Нетрудно догадаться, как велика опасность для сущности очищения со всеми его правилами и практиками впасть в мелочность и суеверность. Однако не стоит недооценивать его глубокую значимость. Оно указывает на те сферы, представителями которых выступают демонические силы наподобие Эриний. Мы уже познакомились с их царством, с теми первозданными обязательствами и неминуемой ответственностью, на страже которых они стоят (см. с. 40 и далее наст. изд.). Мрачность и суровость этого древнего мира теперь противостоит кругу олимпийских богов. Речь не идет о том, чтобы вовсе уничтожить этот мир — мир, который пребывает вечно, ибо вечно питает его тяжелое дыхание земли. Но его всемогущество сломлено новым божественным светом. Здесь можно вспомнить «Орестею» Эсхила, о которой говорилось в главе II. Бог, который в этом произведении осмеливается не только очистить матереубийцу, но и защищать его деяние, совершенное по требованию самого бога, от ужасающего вопля о мести за пролитую кровь, во имя некоей высшей правды, — это Аполлон. Он заботится об очищении — то есть признает эту мрачную реальность, но может указать верное избавление от налагаемого ей проклятия. Жизнь должна быть освобождена от страшных препятствий, от демонических коллизий, над которыми даже безупречнейшая воля человека не имеет никакой власти. Поэтому Аполлон и советует оказавшимся в беде, что делать и как поступать, когда необходимы примирение и восстановление чести. Ему самому однажды пришлось, как рассказывают, очищаться от крови дельфийского змея.
Окружение Гомера, по сути, уже ничего не желало слышать о демонических угрозах. Но гомеровский Аполлон открывает некий высший образ очищения, тот же самый, что он столь выразительно возвестил в Дельфах наряду с предписаниями по искуплению, и это должно бы предостеречь нас от сугубо внешнего истолкования сущности Аполлонова очищения. Прояснение своей внутренней сущности должно уберечь человека от опасностей, которых он может избежать. Больше того: бог задает идеал внешнего и внутреннего поведения, который, вне всякой зависимости от последствий, может считаться чистотой в высшем смысле.
Не с обычной приветственной формулой обращается дельфийский Аполлон к тем, кто вступает в его святилище, но с призывом: «Познай самого себя!» (ср.: Платон, Хармид, 164d). Эти и другие речения, как приношение своего духа, начертали в Дельфах семеро мудрецов (ср.: Платон, Протагор, 343b).
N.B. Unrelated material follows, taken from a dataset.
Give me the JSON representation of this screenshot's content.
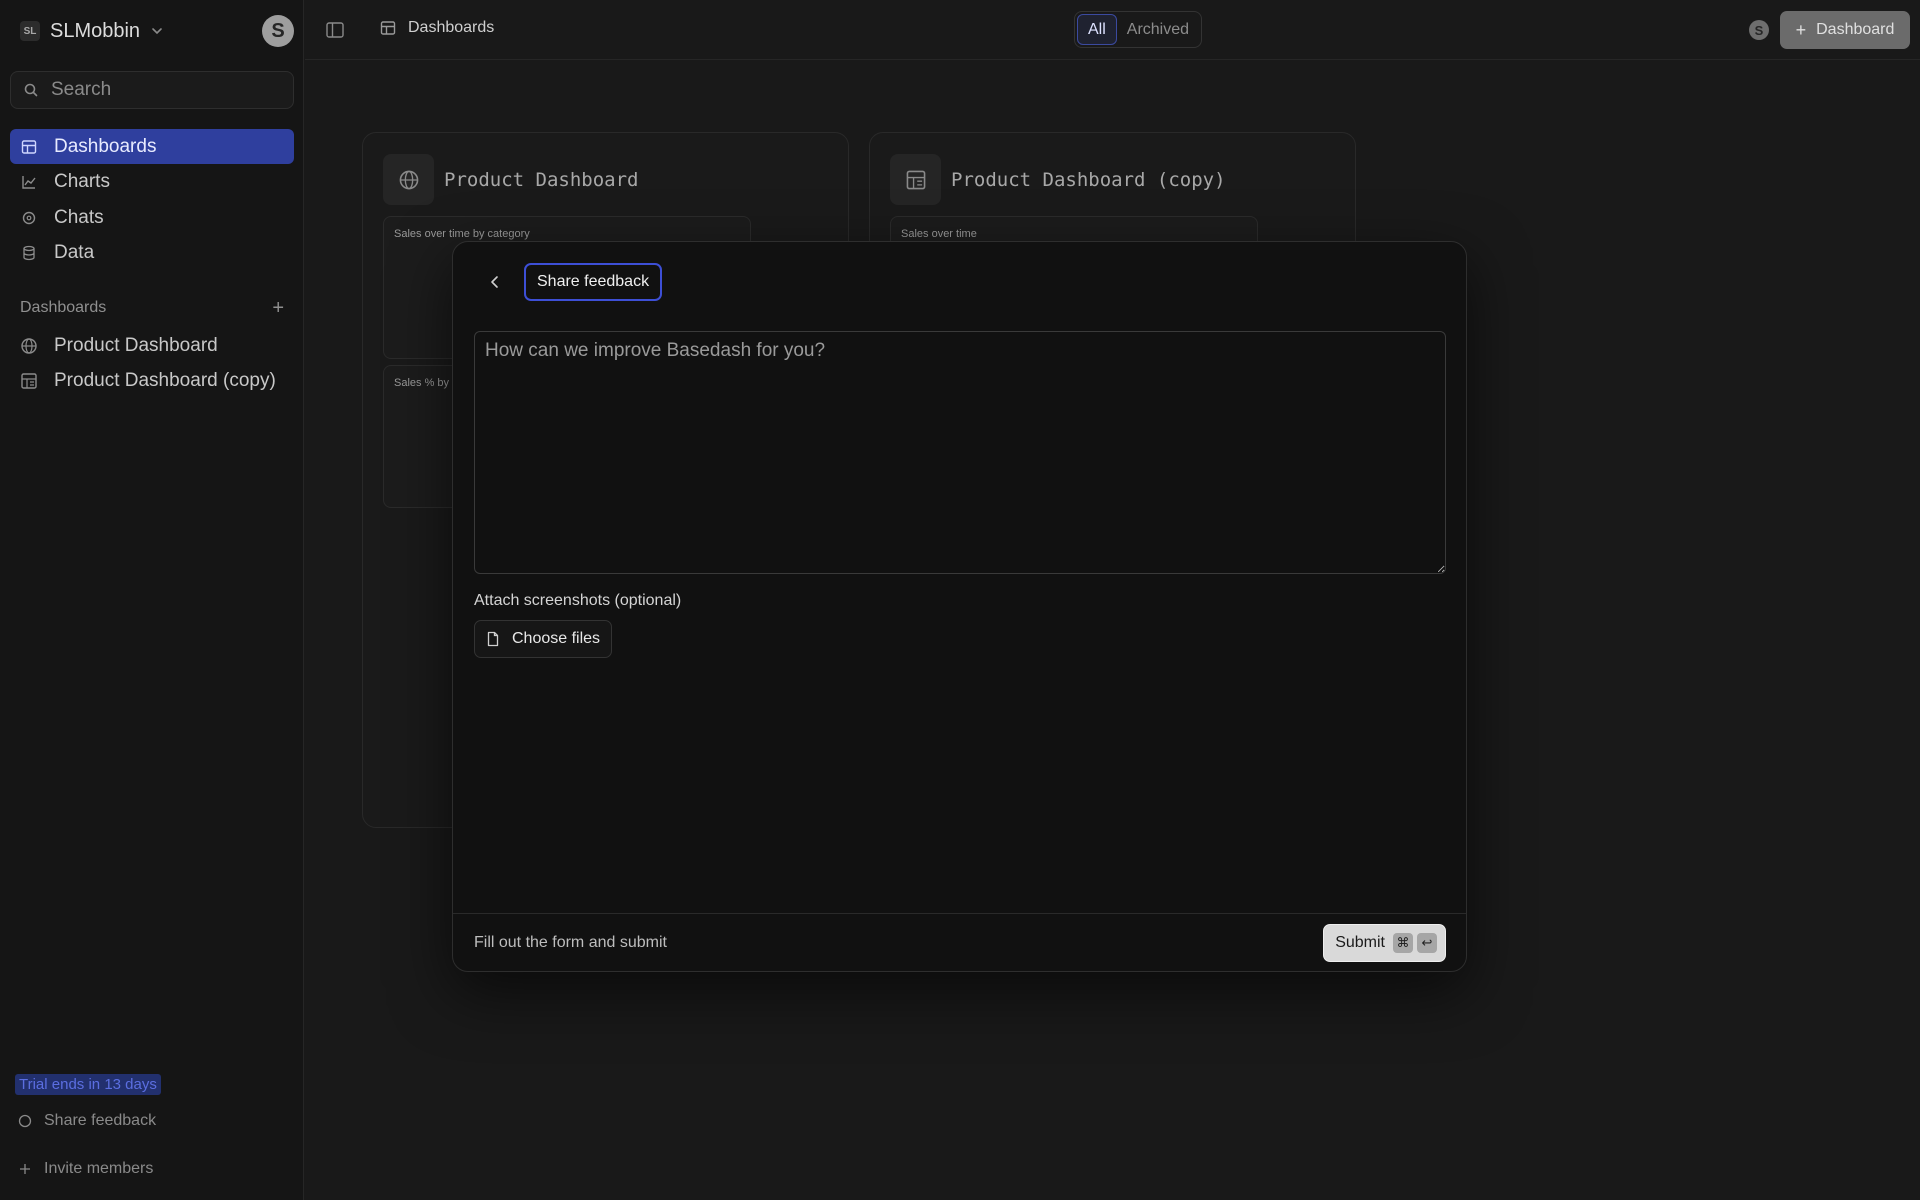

Их жизненная мудрость, изложенная в таких фразах, как «Лучше всего — мера» (μέτρον αριστον), совершенно согласна с духом дельфийского бога, с которым связывает их предание. Один из этих мудрецов, великий Солон, сравнив Креза в его царском великолепии с одним простым афинским гражданином, объяснил, что последний счастливее, потому что прожил беззаботную жизнь в окружении детей и внуков и победоносно завершил ее героическим деянием во благо родины, удостоившись торжественного государственного погребения; царю же, считавшему себя счастливейшим из людей, мудрец преподал важнейший урок — не быть излишне самоуверенным перед лицом высших сил и во всех земных делах иметь в виду их завершение (Геродот, кн. I, 30 и далее). Такого же рода были изречения Дельфийского оракула (ср.: Herzog R. Das delfische Orakel als ethischer Preisrichter // Horneffer E. Der junge Platon. Band I. Giessen, 1922. S. 149), которые, согласно Плинию, были «как будто бы посланы богом для обуздания человеческого тщеславия»[44] (Естественная история, кн. VII, 151). Великому царю Гигесу, пожелавшему узнать, кто счастливее всех, оракул назвал скромного крестьянина из Аркадии, который никогда не покидал крошечного участка земли, кормившего его (Валерий Максим, 7, 1, 2 и др.). Богачу, приносившему богу дорогостоящие жертвы и вопросившему, чьи жертвы ему угоднее, был указан бедный крестьянин, высыпавший на алтарь из своего мешка горсть зерен (Порфирий, О воздержании, кн. II, 16). Но наиболее знаменательный пример — то, что бог в ответ на вопрос о мудрейшем из людей назвал Сократа. И сам Сократ истолковал это речение в том смысле, что он должен всецело посвятить свою жизнь поискам познания и исследованию самого себя и своих собратьев-людей, и что эти поиски — такое служение божеству, какому нельзя изменить в угоду какой бы то ни было земной власти, даже под угрозой смерти; страх смерти был не в силах его поколебать, ибо никто не знает, несчастье ли смерть или счастье; и в том-то и состояло его преимущество перед другими, что он не думал, будто знает то, чего не знает; зато он знал, что творить беззаконие и не слушаться того, кто выше тебя — нехорошо и постыдно (см.: Платон, Апология Сократа, 21 и далее, 28 и далее).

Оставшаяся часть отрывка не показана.